Friday, December 16, 2011

What Are They, Hysterical?

The angry guy barges into the UPS-type store as I'm making my credit card payment for some printouts. There's no one else in the store and the main counter is ten feet from the credit card machine. He strides over until he is almost on top of me, interrupting my conversation with the hot gentleman behind the counter and demanding the package he says he just got a call about.

The gentleman goes to look for it right away, but that's not good enough: angry guy is immediately out with "You just called me. It's here." A few seconds later he is shouting the whole package number in addition to his last name, then saying, "How hard is this?" He is standing so close to me that if I step back, I'll step on him.

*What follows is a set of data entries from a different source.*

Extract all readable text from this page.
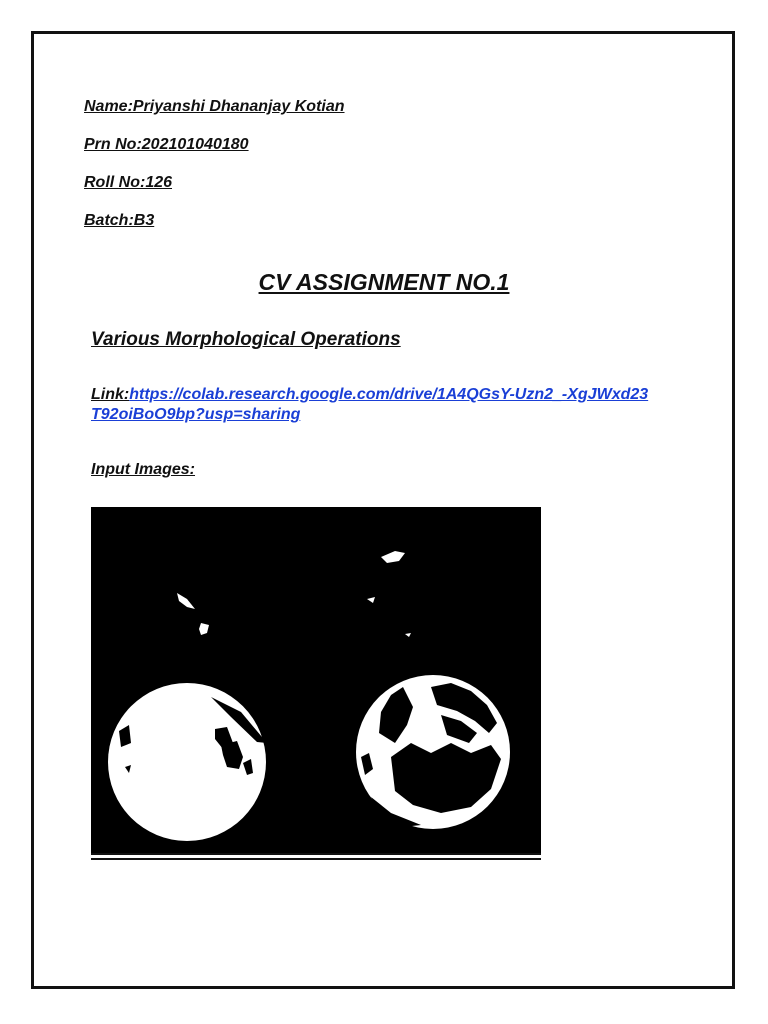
Name:Priyanshi Dhananjay Kotian
Prn No:202101040180
Roll No:126
Batch:B3
CV ASSIGNMENT NO.1
Various Morphological Operations
Link:https://colab.research.google.com/drive/1A4QGsY-Uzn2_-XgJWxd23T92oiBoO9bp?usp=sharing
Input Images:
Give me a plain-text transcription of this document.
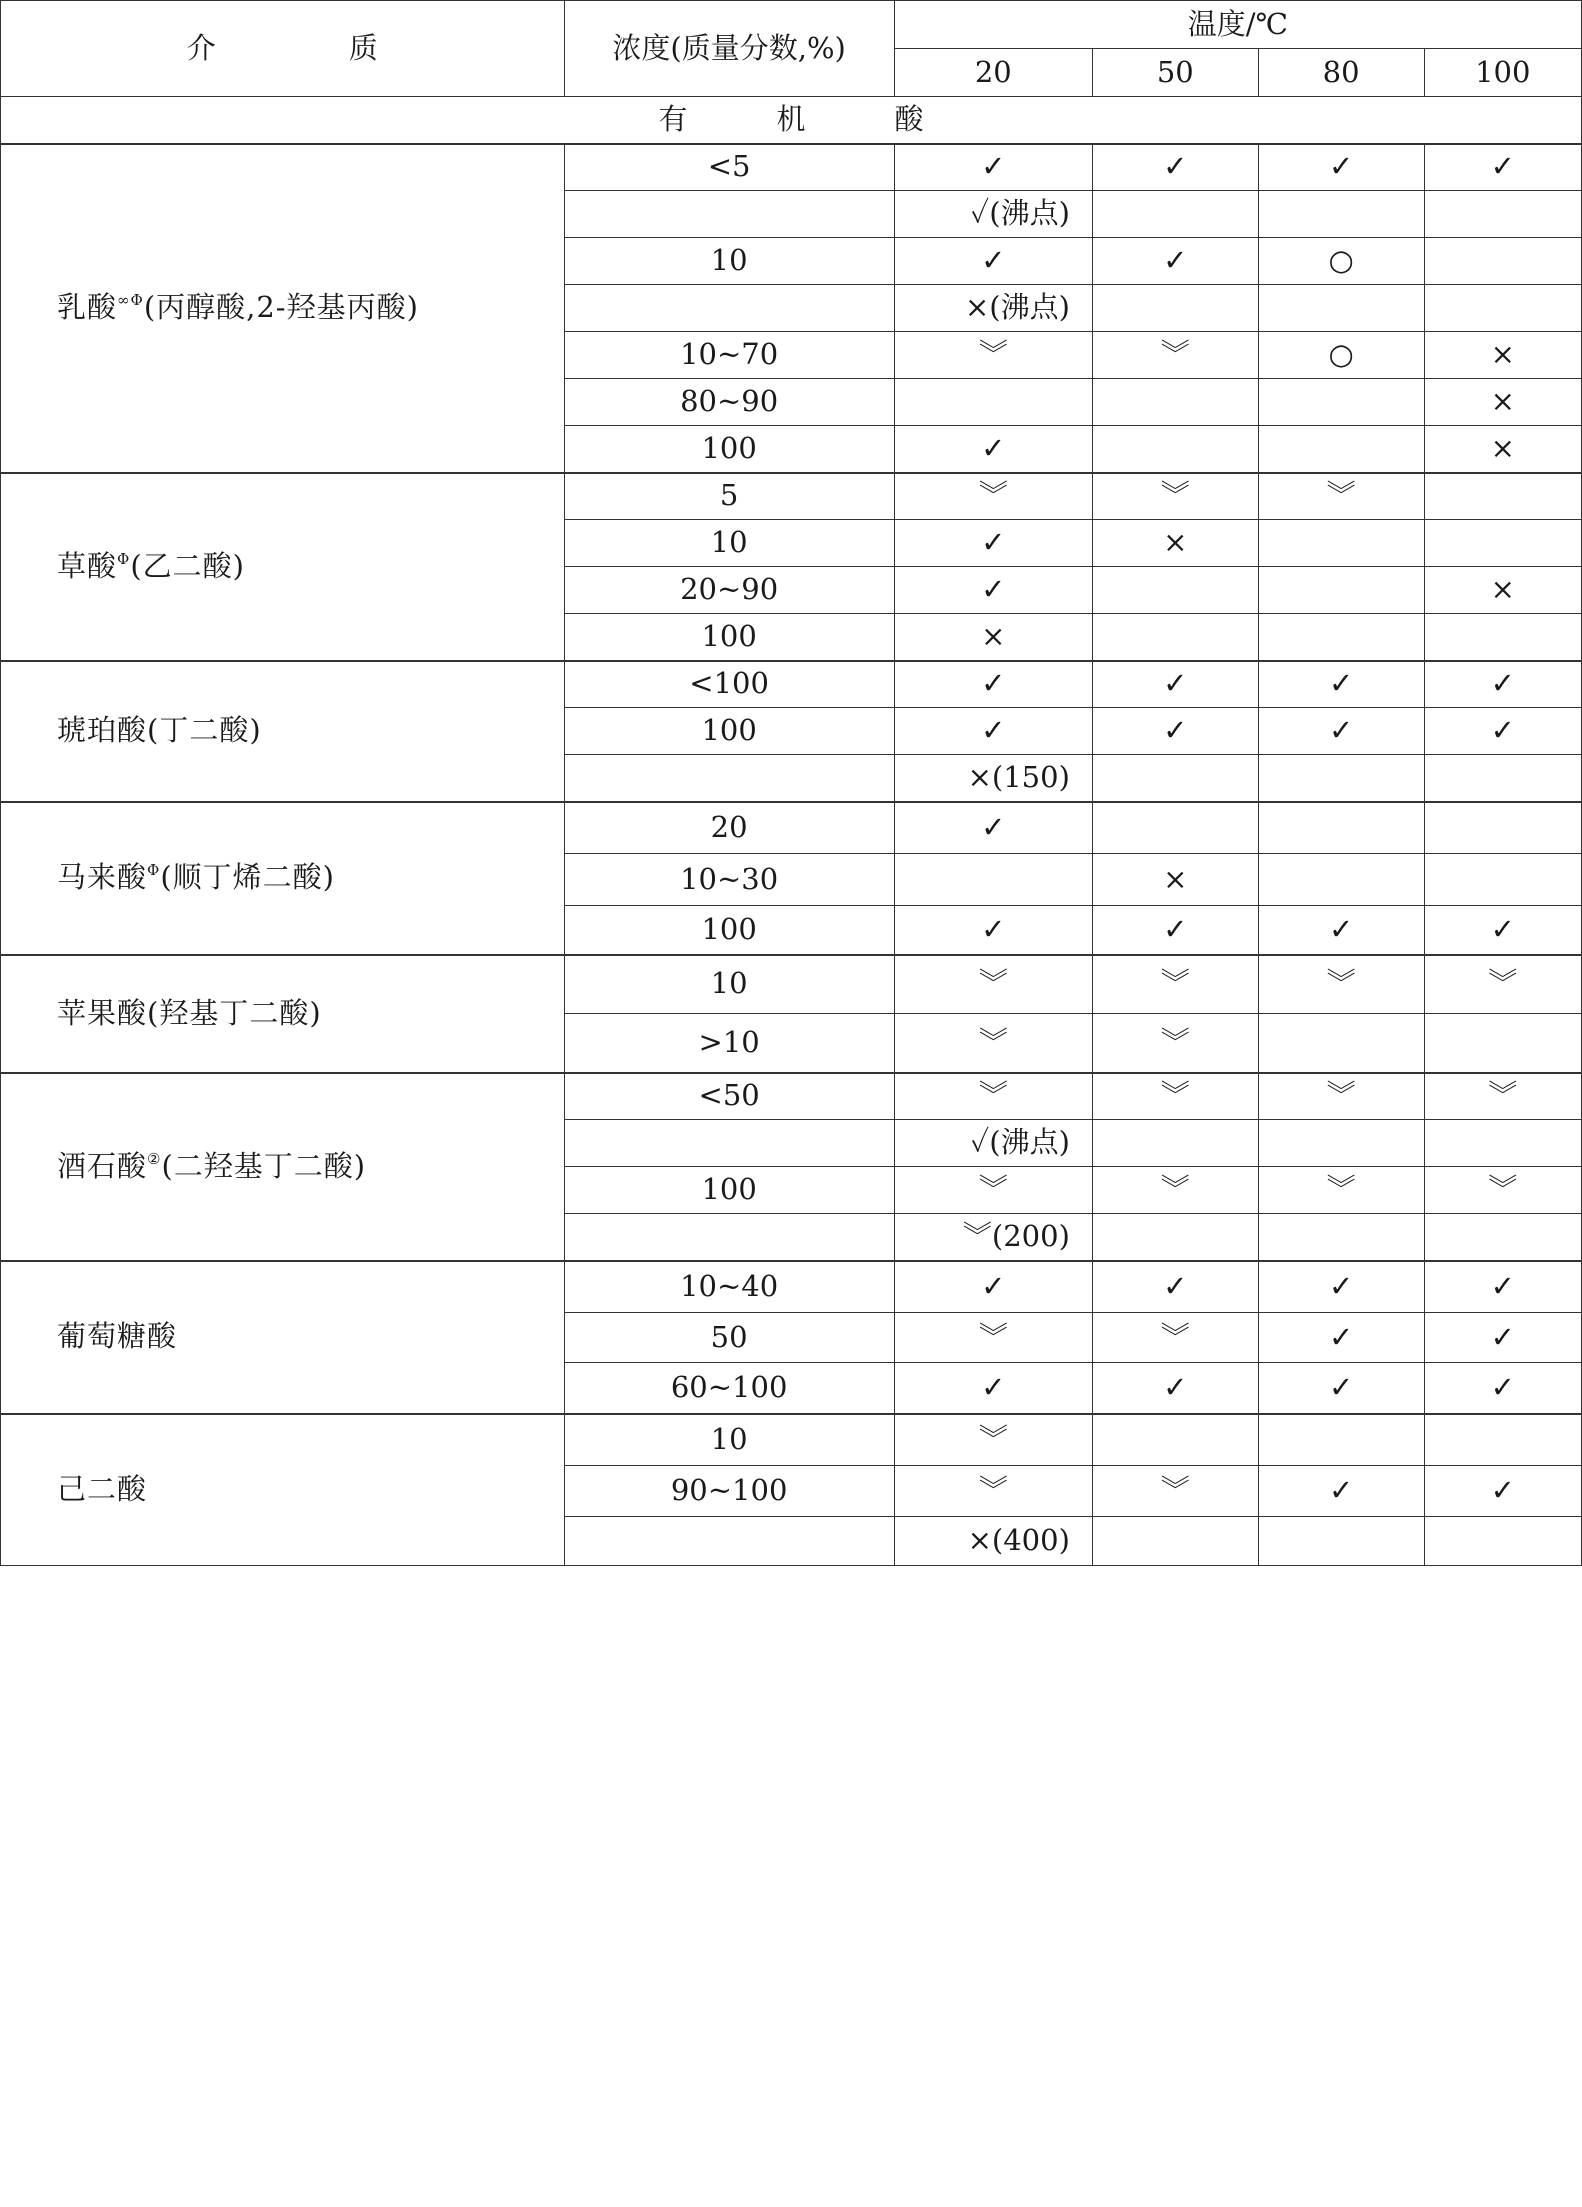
介　质	浓度(质量分数,%)	温度/℃			
		20	50	80	100
有　机　酸					
乳酸$^{\infty\Phi}$(丙醇酸,2-羟基丙酸)	<5	✓	✓	✓	✓
		✓(沸点)			
	10	✓	✓	○	
		×(沸点)			
	10~70	︾	︾	○	×
	80~90				×
	100	✓			×
草酸$^\Phi$(乙二酸)	5	︾	︾	︾	
	10	✓	×		
	20~90	✓			×
	100	×			
琥珀酸(丁二酸)	<100	✓	✓	✓	✓
	100	✓	✓	✓	✓
		×(150)			
马来酸$^\Phi$(顺丁烯二酸)	20	✓			
	10~30		×		
	100	✓	✓	✓	✓
苹果酸(羟基丁二酸)	10	︾	︾	︾	︾
	>10	︾	︾		
酒石酸②(二羟基丁二酸)	<50	︾	︾	︾	︾
		✓(沸点)			
	100	︾	︾	︾	︾
		︾(200)			
葡萄糖酸	10~40	✓	✓	✓	✓
	50	︾	︾	✓	✓
	60~100	✓	✓	✓	✓
己二酸	10	︾			
	90~100	︾	︾	✓	✓
		×(400)			
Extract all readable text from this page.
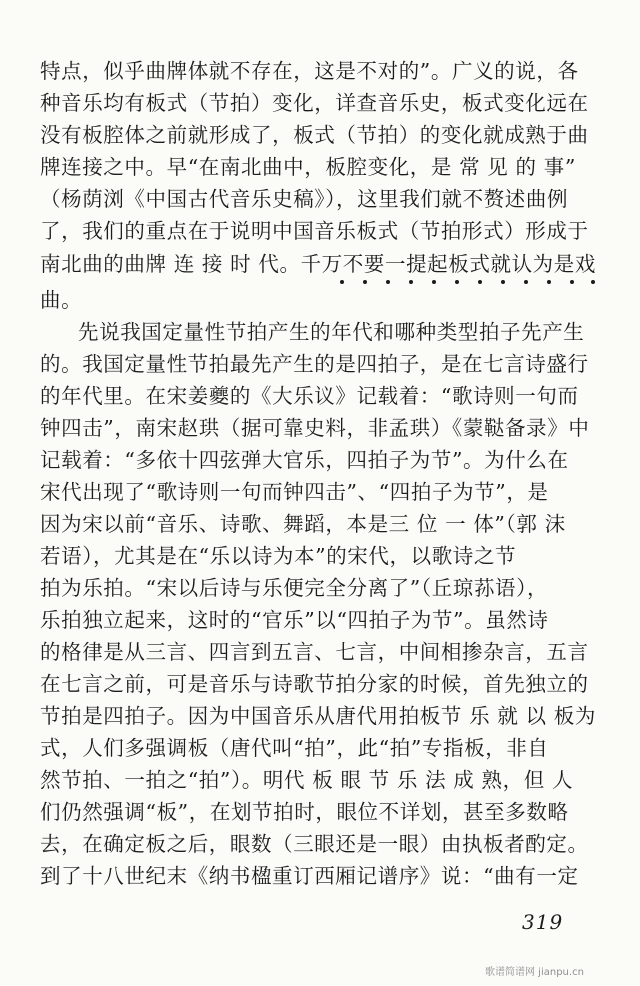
特点，似乎曲牌体就不存在，这是不对的”。广义的说，各
种音乐均有板式（节拍）变化，详查音乐史，板式变化远在
没有板腔体之前就形成了，板式（节拍）的变化就成熟于曲
牌连接之中。早“在南北曲中，板腔变化，是 常 见 的 事”
（杨荫浏《中国古代音乐史稿》），这里我们就不赘述曲例
了，我们的重点在于说明中国音乐板式（节拍形式）形成于
南北曲的曲牌 连 接 时 代。千万不要一提起板式就认为是戏
曲。
先说我国定量性节拍产生的年代和哪种类型拍子先产生
的。我国定量性节拍最先产生的是四拍子，是在七言诗盛行
的年代里。在宋姜夔的《大乐议》记载着：“歌诗则一句而
钟四击”，南宋赵珙（据可靠史料，非孟珙）《蒙鞑备录》中
记载着：“多依十四弦弹大官乐，四拍子为节”。为什么在
宋代出现了“歌诗则一句而钟四击”、“四拍子为节”，是
因为宋以前“音乐、诗歌、舞蹈，本是三 位 一 体”（郭 沫
若语），尤其是在“乐以诗为本”的宋代，以歌诗之节
拍为乐拍。“宋以后诗与乐便完全分离了”（丘琼荪语），
乐拍独立起来，这时的“官乐”以“四拍子为节”。虽然诗
的格律是从三言、四言到五言、七言，中间相掺杂言，五言
在七言之前，可是音乐与诗歌节拍分家的时候，首先独立的
节拍是四拍子。因为中国音乐从唐代用拍板节 乐 就 以 板为
式，人们多强调板（唐代叫“拍”，此“拍”专指板，非自
然节拍、一拍之“拍”）。明代 板 眼 节 乐 法 成 熟，但 人
们仍然强调“板”，在划节拍时，眼位不详划，甚至多数略
去，在确定板之后，眼数（三眼还是一眼）由执板者酌定。
到了十八世纪末《纳书楹重订西厢记谱序》说：“曲有一定
319
歌谱简谱网 jianpu.cn
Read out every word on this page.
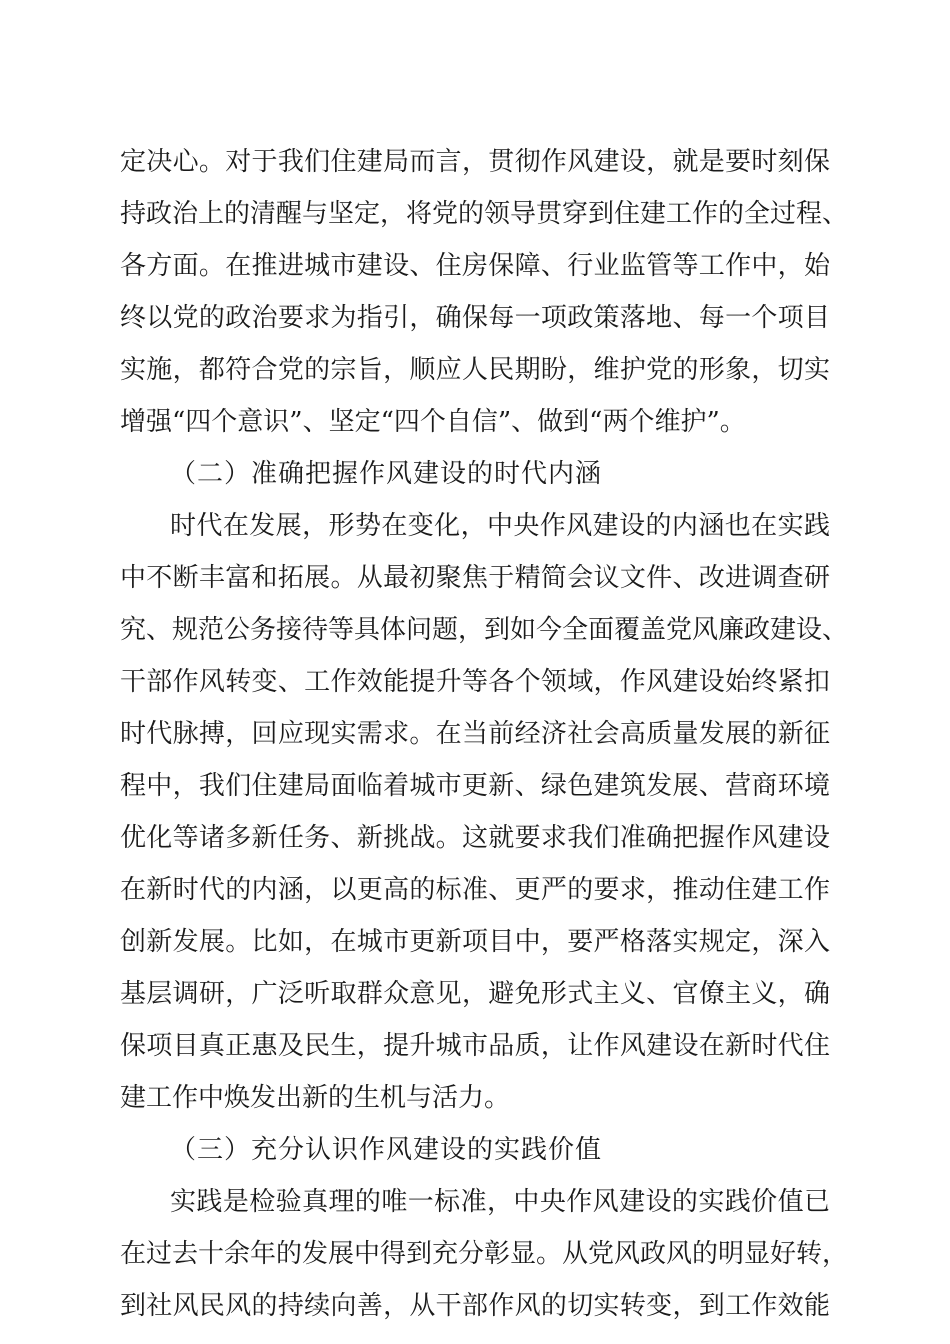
定决心。对于我们住建局而言，贯彻作风建设，就是要时刻保
持政治上的清醒与坚定，将党的领导贯穿到住建工作的全过程、
各方面。在推进城市建设、住房保障、行业监管等工作中，始
终以党的政治要求为指引，确保每一项政策落地、每一个项目
实施，都符合党的宗旨，顺应人民期盼，维护党的形象，切实
增强“四个意识”、坚定“四个自信”、做到“两个维护”。
（二）准确把握作风建设的时代内涵
时代在发展，形势在变化，中央作风建设的内涵也在实践
中不断丰富和拓展。从最初聚焦于精简会议文件、改进调查研
究、规范公务接待等具体问题，到如今全面覆盖党风廉政建设、
干部作风转变、工作效能提升等各个领域，作风建设始终紧扣
时代脉搏，回应现实需求。在当前经济社会高质量发展的新征
程中，我们住建局面临着城市更新、绿色建筑发展、营商环境
优化等诸多新任务、新挑战。这就要求我们准确把握作风建设
在新时代的内涵，以更高的标准、更严的要求，推动住建工作
创新发展。比如，在城市更新项目中，要严格落实规定，深入
基层调研，广泛听取群众意见，避免形式主义、官僚主义，确
保项目真正惠及民生，提升城市品质，让作风建设在新时代住
建工作中焕发出新的生机与活力。
（三）充分认识作风建设的实践价值
实践是检验真理的唯一标准，中央作风建设的实践价值已
在过去十余年的发展中得到充分彰显。从党风政风的明显好转，
到社风民风的持续向善，从干部作风的切实转变，到工作效能
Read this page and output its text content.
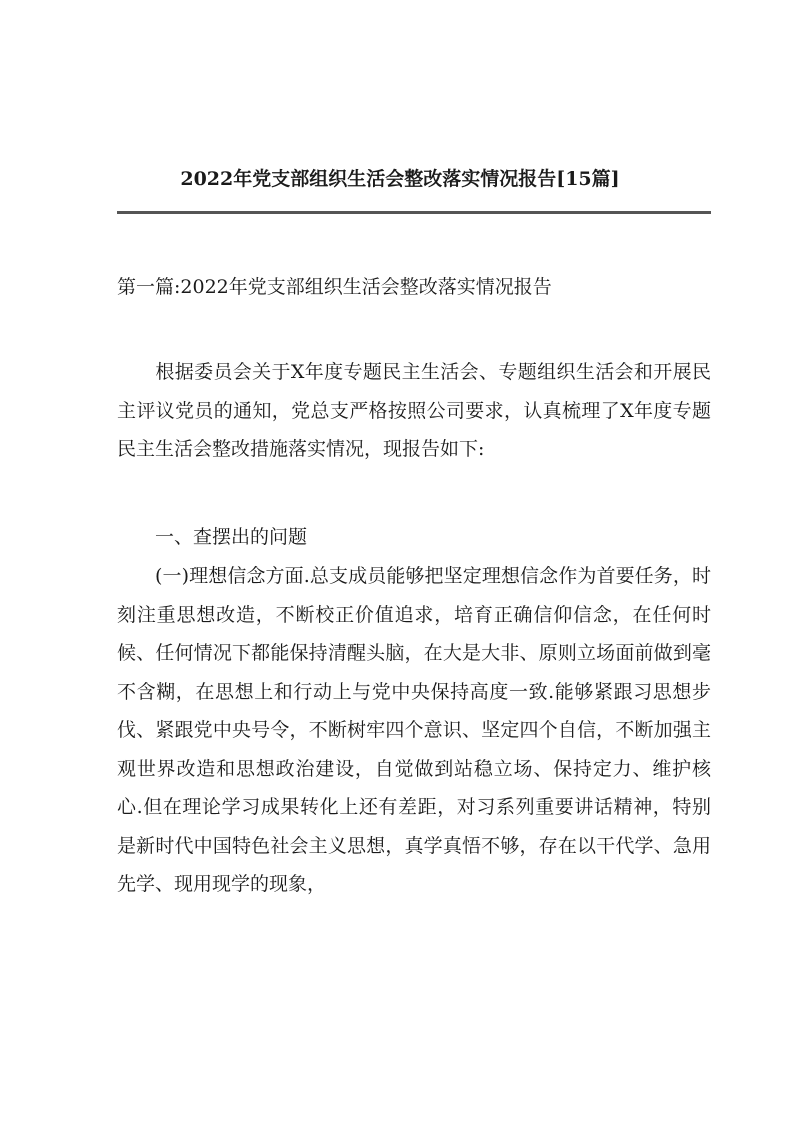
2022年党支部组织生活会整改落实情况报告[15篇]
第一篇:2022年党支部组织生活会整改落实情况报告

根据委员会关于X年度专题民主生活会、专题组织生活会和开展民主评议党员的通知，党总支严格按照公司要求，认真梳理了X年度专题民主生活会整改措施落实情况，现报告如下:

一、查摆出的问题

(一)理想信念方面.总支成员能够把坚定理想信念作为首要任务，时刻注重思想改造，不断校正价值追求，培育正确信仰信念，在任何时候、任何情况下都能保持清醒头脑，在大是大非、原则立场面前做到毫不含糊，在思想上和行动上与党中央保持高度一致.能够紧跟习思想步伐、紧跟党中央号令，不断树牢四个意识、坚定四个自信，不断加强主观世界改造和思想政治建设，自觉做到站稳立场、保持定力、维护核心.但在理论学习成果转化上还有差距，对习系列重要讲话精神，特别是新时代中国特色社会主义思想，真学真悟不够，存在以干代学、急用先学、现用现学的现象，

Angry guy answers his own question, angry: "It's not hard, if you know how to read the alphabet."

About 30 seconds have elapsed since he made his initial demand. Five more seconds pass and he starts to dish out another disparagement.

"Is it really that bad having to wait a few seconds?"

"What!"

"Is it really so bad to have to wait a few seconds?"

"I wasn't talking to you. Mind your own--"

"You are right on top of me."

"I wasn't talking to you! I-"

"You are right on top of me. I don't want to listen to this."

"I wasn't talking to you!"

"Fine. I wasn't talking to you either."

He backs up, morphing another level up the angry-odometer to outraged guy, and takes his box from the clerk.

On the way out, he tells me from across the store: "Shut the fuck up."

"You have a nice holiday. I'll shut the fuck up, got it."

I neglect to thank him for pussy blocking me.

Later, an actual UPS guy raps on my door. I answer and he gestures downward toward the floor, where two UPS envelopes sit.

"There you go," he says, pausing for a moment in front of me. He's very attractive.

Yet, I'm kind of shocked to realize he has no intention of picking up the envelopes he's tossed down in front of my door. I've never had a delivery guy do that. Actually, I've never had a delivery guy in for coffee, and that's always seemed like a fun idea. But we're off to a bad start here with this envelope situation.

We look at each other for another long moment. He's very attractive is again my only thought (ignoring the envelope stalemate). Before I can say anything, he is muttering something about not needing to sign and taking off, halfway down the stairs before I have a chance to reply or inquire.

Where are all these men in New York City always rushing off to, anyway?

"Thanks," I say, picking my delivery up off of the ground.